Furthermore, the last budget was tabled one month after the government’s expenditure plan and the main estimates for 2023-24, which means that the additional expenditures of 9 .8 billion contained in the last federal budget.

The PBO therefore recommends that Parliament adopt a new legislative or administrative framework to increase budget transparency and thus allow elected officials to do their analysis work properly. A budget submitted on a fixed date at the beginning of the year would, in his opinion, make it possible to achieve this objective.

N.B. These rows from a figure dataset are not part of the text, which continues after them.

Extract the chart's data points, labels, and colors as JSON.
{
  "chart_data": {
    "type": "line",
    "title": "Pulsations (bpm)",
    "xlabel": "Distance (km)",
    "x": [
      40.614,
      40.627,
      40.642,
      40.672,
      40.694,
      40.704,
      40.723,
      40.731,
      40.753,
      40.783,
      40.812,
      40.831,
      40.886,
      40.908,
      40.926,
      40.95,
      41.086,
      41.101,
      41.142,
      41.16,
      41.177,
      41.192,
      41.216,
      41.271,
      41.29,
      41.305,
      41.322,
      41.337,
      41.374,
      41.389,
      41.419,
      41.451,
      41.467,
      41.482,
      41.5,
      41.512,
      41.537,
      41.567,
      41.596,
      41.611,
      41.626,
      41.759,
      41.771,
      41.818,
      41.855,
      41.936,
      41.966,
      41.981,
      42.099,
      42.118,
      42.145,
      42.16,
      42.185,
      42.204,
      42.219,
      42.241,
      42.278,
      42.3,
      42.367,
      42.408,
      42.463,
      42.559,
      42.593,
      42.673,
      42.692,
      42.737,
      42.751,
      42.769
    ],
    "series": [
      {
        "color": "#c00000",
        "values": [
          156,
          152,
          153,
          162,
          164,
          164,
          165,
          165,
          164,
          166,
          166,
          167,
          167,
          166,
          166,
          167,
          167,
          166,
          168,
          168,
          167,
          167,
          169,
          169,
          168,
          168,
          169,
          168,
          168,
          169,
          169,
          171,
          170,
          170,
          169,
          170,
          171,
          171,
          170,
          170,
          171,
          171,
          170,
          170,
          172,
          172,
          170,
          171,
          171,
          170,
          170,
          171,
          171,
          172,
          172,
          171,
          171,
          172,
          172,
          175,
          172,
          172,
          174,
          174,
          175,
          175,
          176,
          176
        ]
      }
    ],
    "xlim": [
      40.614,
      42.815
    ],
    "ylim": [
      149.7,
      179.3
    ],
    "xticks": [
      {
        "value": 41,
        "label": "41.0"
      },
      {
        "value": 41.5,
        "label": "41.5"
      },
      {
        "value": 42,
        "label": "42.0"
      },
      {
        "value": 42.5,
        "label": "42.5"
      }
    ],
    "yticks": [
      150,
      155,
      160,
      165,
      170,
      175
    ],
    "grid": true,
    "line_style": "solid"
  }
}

In its analysis, the PBO also criticizes Minister Freeland for not having presented any evaluation of the effectiveness of the programs that the Trudeau government had launched in the 2022 budget. Last year, the Minister of Finance announced her intention save at least $3 billion over three years. Ultimately, $3.8 billion was saved not by looking at spending, but by lower than expected spending on some COVID-19 support measures in 2021-22.

The PBO also noted that the Trudeau government simply canceled the strategic policy review it also promised to do in its 2022 budget for three fiscal years. This review was expected to result in savings of $9 billion.

In the last budget tabled on March 28, Minister Freeland promised to “refocus government spending” to reduce spending by approximately $15 billion by 2027-2028.

Since coming to power, the Trudeau government has never presented a balanced budget. The third budget tabled by Finance Minister Chrystia Freeland last month is still written in red ink — a $40 billion deficit is projected in fiscal year 2023-24. The deficit is expected to reach $14 billion in 2027-28, according to Department of Finance projections. Thus, the return to a balanced budget remains a distant and uncertain project in Ottawa.